As part of the program, the line’s two newest PC-5 Polar Class vessels, National Geographic Endurance and National Geographic Resolution, will serve as homebase for more than 23 Visiting Scientists, in addition to adventure travelers, during 14 of the 19 annual visits to this region.
“Our pioneering heritage and more than 50 years of experience operating responsibly in Antarctica and the surrounding Southern Ocean paired with our world-class expedition ships makes a Lindblad Expeditions-National Geographic sailing the ideal vessel for researchers to explore this otherwise rather inaccessible part of the world,” said Trey Byus, chief expedition officer at Lindblad Expeditions.

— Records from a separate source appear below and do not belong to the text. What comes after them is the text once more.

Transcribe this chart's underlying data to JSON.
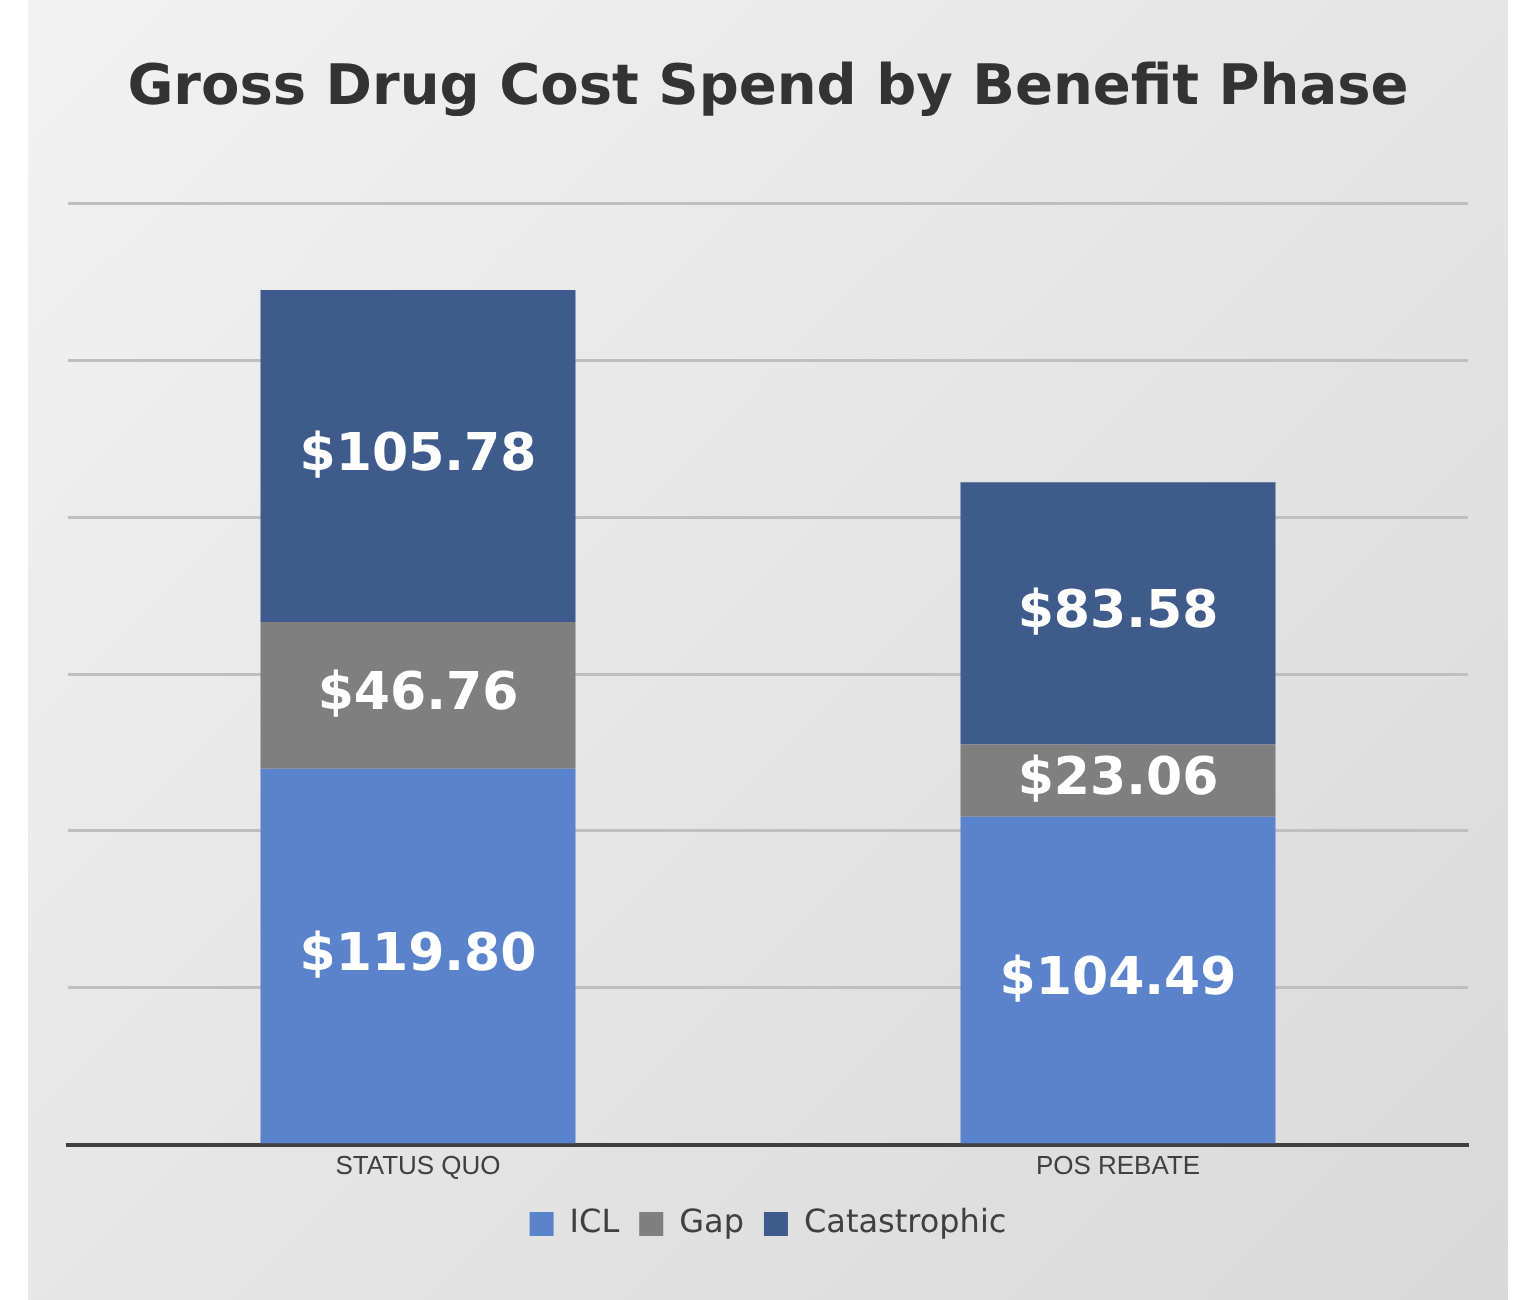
{
  "chart_data": {
    "type": "bar",
    "title": "Gross Drug Cost Spend by Benefit Phase",
    "categories": [
      "STATUS QUO",
      "POS REBATE"
    ],
    "stacked": true,
    "series": [
      {
        "name": "ICL",
        "color": "#5b83cc",
        "values": [
          119.8,
          104.49
        ],
        "value_labels": [
          "$119.80",
          "$104.49"
        ]
      },
      {
        "name": "Gap",
        "color": "#7f7f7f",
        "values": [
          46.76,
          23.06
        ],
        "value_labels": [
          "$46.76",
          "$23.06"
        ]
      },
      {
        "name": "Catastrophic",
        "color": "#3f5b8c",
        "values": [
          105.78,
          83.58
        ],
        "value_labels": [
          "$105.78",
          "$83.58"
        ]
      }
    ],
    "tick_labels": "x",
    "grid": "y",
    "legend": "bottom"
  }
}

“We are honored to host these incredible research programs, each world-changing in their own right, and thankful for the researchers for working with us. Enabling such important research through onboard programming underscores our dedication to education and conservation of the unique geographies we visit every day.”
To help with project selection, Lindblad Expeditions-National Geographic formed an Expedition Science Committee composed of experienced natural history staff with extensive field research backgrounds. Eight total projects were selected for the current season, including:
· Antarctic Whale Health: Starting in December 2022, long-time Lindblad Expeditions-National Geographic Fund grantee Dr. Holly Fearnbach and whale expert Dr. John Durban returned for their 11th year aboard the Lindblad fleet to continue their study of Killer Whales in Antarctica. During their time on board National Geographic Endurance, they will be capturing drone photographs and collecting biological samples from these unique animals to help monitor the health of whales in the Southern Ocean.
· PenguinWatch: Through January 2023, Oxford University’s Dr. Tom Hart and several colleagues from the organization PenguinWatch will be sailing on board National Geographic Endurance and National Geographic Resolution. During these trips, they will perform important maintenance and monitor several timelapse cameras installed overlooking penguin colonies on the Antarctic Peninsula, South Georgia, and the Falkland Islands.
· Southern Ocean Kelps: Duke University PhD student Alyssa Adler will sail aboard National Geographic Endurance collecting samples of kelp unique to the region. Last season, Adler collected kelp along the western edge of South America while sailing on the ship in Patagonia as part of this project.
· Snow Algae: Dr. Alia Khan of Western Washington University and her team will sail aboard National Geographic Resolution, tracking and researching snow algae blooms along the Antarctic Peninsula.
· Baleen Whale Population Surveys: Researchers from the University of Tasmania will sail aboard National Geographic Resolution and National Geographic Endurance to collect structured whale observation surveys from the ship’s bridge.
· Microplastics in Antarctic Limpets: Researchers from Bloomsburg University will journey with National Geographic Resolution to collect limpets in Antarctica and Patagonia. The limpets will be taken back to the United States, where they will be analyzed for ingested microplastics.
· Environmental DNA (eDNA): Dr Peter Thielen and researchers from Johns Hopkins University Applied Physics Lab will sail on National Geographic Resolution in early 2023 to oversee the transfer of a new state-of-the-art portable eDNA sequencing lab that was recently established on National Geographic Endurance. The DNA sequenced in this portable lab helps researchers understand which organisms are in the seawater, especially those the human eye cannot see from the ship above.
· Oceanography of the Ross and Amundsen Seas: Alessandro Silvano of the University of Southhampton will sail on board National Geographic Endurance as the ship traverses the Ross and Amunsdson Seas in February. He will collect oceanographic data such as salinity, oxygen, and temperature along the Antarctic Coast. The measurements collected here are incredibly valuable as the changing ice edge has not allowed for extensive scientific sampling to date.